#Mr X is a 25-year-old businessman . Over the last 6 months, he experienced "strange" symptoms. He had severe eyestrain when he read for longer than 15 minutes. He became tired when he chewed food, brushed teeth, he had extreme fatigue on the work. He does not like people not doing work on time but he himself is unable to do works at time due to fatigue. Serum was sent for Anti-AChR ab(antibody).
DISCUSSION:
Neuromuscular transmission is the process whereby an action potential in a motor neuron produces an action potential in the muscle fibers that it innervates. The steps in neuromuscular transmission, are as follows:
(1) An action potential is propagated down the motor neuron until the presynaptic terminal is depolarized.

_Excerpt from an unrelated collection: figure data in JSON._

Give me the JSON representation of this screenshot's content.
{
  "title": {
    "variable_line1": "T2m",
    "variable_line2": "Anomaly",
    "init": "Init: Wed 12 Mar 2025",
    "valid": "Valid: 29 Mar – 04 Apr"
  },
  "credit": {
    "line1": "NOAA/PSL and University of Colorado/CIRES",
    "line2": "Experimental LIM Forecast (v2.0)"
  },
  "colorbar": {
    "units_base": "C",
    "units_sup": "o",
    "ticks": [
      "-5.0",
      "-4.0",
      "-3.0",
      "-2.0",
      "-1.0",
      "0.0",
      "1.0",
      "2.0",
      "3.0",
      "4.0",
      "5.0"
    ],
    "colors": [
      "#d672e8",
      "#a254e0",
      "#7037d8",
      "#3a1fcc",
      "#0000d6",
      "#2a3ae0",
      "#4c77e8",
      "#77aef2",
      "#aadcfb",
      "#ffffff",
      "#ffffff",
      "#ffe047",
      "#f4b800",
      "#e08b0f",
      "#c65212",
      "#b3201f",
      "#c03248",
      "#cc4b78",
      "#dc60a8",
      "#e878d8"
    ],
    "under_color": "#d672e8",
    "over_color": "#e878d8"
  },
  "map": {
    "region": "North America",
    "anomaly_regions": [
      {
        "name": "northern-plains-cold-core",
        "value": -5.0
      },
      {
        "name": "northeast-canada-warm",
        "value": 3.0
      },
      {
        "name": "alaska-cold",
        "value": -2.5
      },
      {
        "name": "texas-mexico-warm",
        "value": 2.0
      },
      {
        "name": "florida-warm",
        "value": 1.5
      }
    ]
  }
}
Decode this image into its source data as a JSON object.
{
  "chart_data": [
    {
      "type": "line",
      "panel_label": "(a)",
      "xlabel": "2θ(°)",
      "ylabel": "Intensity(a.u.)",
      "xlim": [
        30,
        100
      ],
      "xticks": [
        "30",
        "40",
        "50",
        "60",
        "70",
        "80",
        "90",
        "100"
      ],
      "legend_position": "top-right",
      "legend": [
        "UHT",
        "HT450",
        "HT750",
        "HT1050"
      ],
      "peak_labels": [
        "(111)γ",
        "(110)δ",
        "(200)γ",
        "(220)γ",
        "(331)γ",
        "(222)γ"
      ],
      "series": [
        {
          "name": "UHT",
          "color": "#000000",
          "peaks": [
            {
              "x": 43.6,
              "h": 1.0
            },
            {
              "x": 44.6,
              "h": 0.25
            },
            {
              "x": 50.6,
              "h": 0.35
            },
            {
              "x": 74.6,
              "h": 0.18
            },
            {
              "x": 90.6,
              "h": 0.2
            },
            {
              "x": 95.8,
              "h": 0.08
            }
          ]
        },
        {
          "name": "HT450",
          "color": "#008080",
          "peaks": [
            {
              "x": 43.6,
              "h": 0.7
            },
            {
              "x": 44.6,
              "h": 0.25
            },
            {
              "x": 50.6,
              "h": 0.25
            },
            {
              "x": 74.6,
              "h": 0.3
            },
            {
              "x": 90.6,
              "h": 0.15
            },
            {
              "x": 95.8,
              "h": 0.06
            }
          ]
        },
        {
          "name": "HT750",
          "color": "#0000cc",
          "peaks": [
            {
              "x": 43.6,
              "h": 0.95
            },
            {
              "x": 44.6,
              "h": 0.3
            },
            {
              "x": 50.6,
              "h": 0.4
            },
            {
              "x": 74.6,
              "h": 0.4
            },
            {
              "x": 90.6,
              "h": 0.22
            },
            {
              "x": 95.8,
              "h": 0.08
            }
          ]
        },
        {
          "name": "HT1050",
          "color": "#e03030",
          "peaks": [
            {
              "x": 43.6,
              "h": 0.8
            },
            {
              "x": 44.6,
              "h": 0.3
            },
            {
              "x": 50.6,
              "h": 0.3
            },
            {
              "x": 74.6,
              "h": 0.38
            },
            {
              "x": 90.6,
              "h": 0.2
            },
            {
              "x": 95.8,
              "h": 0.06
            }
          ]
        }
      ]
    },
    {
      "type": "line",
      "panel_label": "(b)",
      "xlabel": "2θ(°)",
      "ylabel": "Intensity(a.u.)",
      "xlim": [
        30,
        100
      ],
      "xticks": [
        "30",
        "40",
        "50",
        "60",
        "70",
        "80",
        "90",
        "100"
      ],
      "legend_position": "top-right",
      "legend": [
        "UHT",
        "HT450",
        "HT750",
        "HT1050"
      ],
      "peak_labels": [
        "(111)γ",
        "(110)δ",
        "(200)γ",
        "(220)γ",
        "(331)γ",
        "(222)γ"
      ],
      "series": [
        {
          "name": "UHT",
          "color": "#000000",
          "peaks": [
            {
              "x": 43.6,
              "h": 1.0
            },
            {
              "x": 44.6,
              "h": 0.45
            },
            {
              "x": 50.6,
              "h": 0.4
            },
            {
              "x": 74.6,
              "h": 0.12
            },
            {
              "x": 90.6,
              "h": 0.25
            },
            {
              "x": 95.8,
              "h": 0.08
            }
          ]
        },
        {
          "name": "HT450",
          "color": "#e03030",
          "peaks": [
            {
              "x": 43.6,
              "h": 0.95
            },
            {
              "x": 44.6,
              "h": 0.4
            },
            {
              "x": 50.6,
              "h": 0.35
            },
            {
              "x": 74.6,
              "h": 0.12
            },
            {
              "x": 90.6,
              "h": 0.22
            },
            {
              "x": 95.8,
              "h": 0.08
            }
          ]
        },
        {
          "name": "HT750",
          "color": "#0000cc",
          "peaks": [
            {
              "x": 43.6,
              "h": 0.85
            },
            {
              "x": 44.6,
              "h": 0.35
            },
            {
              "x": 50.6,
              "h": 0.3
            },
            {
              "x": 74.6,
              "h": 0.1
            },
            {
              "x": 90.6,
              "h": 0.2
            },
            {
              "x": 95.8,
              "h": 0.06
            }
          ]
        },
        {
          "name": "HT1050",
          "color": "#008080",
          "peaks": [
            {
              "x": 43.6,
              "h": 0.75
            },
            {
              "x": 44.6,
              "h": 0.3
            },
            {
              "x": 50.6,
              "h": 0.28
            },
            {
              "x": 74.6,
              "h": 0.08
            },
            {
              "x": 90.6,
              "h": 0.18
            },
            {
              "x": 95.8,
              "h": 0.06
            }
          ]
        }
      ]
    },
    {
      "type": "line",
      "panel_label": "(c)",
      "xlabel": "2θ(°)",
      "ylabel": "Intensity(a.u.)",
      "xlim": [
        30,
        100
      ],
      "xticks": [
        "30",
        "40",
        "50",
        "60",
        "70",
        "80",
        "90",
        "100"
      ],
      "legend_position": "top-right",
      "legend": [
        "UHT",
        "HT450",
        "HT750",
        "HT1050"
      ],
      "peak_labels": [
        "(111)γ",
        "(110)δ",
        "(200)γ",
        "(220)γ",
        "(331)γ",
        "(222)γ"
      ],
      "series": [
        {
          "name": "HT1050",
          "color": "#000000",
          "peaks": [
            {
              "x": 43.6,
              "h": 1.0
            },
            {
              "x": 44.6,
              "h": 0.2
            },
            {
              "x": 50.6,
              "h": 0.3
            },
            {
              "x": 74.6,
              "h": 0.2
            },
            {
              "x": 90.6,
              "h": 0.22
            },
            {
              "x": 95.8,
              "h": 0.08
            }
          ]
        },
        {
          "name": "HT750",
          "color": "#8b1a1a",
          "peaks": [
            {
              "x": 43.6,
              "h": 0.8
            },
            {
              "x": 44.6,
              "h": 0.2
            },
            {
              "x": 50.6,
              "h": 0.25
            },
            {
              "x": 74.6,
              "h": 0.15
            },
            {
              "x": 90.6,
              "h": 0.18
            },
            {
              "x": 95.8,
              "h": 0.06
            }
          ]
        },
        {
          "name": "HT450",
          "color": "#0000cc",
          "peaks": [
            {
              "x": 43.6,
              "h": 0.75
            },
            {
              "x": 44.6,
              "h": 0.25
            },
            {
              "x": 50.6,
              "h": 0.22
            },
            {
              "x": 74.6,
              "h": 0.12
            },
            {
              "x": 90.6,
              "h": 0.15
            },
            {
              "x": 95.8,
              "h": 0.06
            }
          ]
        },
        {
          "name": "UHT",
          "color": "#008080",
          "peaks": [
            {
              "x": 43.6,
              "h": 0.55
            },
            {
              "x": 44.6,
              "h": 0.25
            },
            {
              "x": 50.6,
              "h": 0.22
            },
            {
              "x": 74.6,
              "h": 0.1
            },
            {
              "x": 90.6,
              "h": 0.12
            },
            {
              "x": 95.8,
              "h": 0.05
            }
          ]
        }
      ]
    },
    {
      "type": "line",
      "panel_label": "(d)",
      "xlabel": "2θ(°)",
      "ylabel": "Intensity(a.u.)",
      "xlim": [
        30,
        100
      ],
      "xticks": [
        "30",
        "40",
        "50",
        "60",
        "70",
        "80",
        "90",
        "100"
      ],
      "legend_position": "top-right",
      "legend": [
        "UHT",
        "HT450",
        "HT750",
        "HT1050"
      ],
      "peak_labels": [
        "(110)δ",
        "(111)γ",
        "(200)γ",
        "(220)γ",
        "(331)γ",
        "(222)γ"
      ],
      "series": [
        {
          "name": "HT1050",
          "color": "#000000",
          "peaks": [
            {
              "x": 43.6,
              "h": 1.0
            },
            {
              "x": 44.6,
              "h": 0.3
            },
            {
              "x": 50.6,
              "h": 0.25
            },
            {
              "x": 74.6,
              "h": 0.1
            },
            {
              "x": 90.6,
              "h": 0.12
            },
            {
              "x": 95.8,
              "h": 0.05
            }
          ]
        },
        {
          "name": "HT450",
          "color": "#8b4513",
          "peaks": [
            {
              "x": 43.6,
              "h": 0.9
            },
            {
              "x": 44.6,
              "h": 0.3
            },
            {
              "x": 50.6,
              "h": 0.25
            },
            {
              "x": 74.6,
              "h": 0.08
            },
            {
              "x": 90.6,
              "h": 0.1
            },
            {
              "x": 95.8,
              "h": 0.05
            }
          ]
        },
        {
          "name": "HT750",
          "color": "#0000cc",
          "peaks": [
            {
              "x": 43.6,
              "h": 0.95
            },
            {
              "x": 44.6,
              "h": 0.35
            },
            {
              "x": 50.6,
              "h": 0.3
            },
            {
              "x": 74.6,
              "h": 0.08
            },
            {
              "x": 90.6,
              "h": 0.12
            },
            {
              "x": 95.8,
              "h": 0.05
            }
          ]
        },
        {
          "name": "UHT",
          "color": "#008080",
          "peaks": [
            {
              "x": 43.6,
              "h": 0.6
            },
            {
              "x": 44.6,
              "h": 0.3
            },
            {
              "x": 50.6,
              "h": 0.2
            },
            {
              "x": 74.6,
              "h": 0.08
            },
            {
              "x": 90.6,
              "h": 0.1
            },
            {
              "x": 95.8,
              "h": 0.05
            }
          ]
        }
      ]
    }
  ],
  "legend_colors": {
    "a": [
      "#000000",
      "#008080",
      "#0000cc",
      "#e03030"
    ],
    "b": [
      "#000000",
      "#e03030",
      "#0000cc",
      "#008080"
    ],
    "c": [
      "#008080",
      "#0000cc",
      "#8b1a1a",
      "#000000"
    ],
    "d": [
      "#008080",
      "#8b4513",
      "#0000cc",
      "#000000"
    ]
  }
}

(2) Depolarization of the presynaptic terminal causes voltage-gated Ca2+ channels to open, and Ca 2+ flows into the nerve terminal.
(3) Uptake of Ca2+ into the nerve terminal causes exocytosis of stored acetylcholine (ACh) into the synaptic cleft.
(4) ACh diffuses across the synaptic cleft to the muscle end plate, where it binds to nicotinic ACh receptors (AChR).
(5) The nicotinic AChR is also an ion channel for Na+ and K+, WhenACh binds to the receptor, the channel opens.
(6) Opening of the channel causes both Na+ and K+ to flow down their respective electrochemical gradients, As a result, depolarization occurs.
(7) This depolarization, called the end plate potential, spreads to neighboring regions of the muscle fiber.
(8) Finally, the muscle fibers are depolarized to threshold and fire action potentials, Through this elaborate sequence of events, an action potential in the motor neuron causes an action potential in the muscle fibers that it innervates.
In myasthenia gravis, abnormal antibodies to AChR (AChR-ab) are produced, circulate in the blood, and bind to nicotinic receptors on the muscle end plates. When antibodies are bound to AChR, the receptors are not available to be activated by ACh that is released physiologically from motor neurons. Thus, while normal action potentials occur in the motor neurons and ACh is released normally, the ACh cannot cause depolarization of muscle end plates. Without depolarization of muscle end plates, there can be no action potentials or contraction in the muscle.
After ACh binds to and activates AChR on the muscle end plate, it is degraded by acetylcholinesterase, an enzyme that is also present on the muscle end plate. This degradative step, whose byproducts are choline and acetate, terminates the action of ACh on muscle.
Pyridostigmine is an acetylcholinesterase inhibitor that binds to acetylcholinesterase and thereby prevents binding and degradation of ACh at the muscle end plate. In the treatment of myasthenia gravis, pyridostigmine prevents degradation ofACh, increases its synaptic concentration, and prolongs its action. The longer the muscle end plate is exposed to high concentrations of ACh, the greater the likelihood that action potentials and contraction in the muscle will occur.
He was given pyridostigmine.Mr X immediately felt better while taking the drug; his strength returned to almost normal.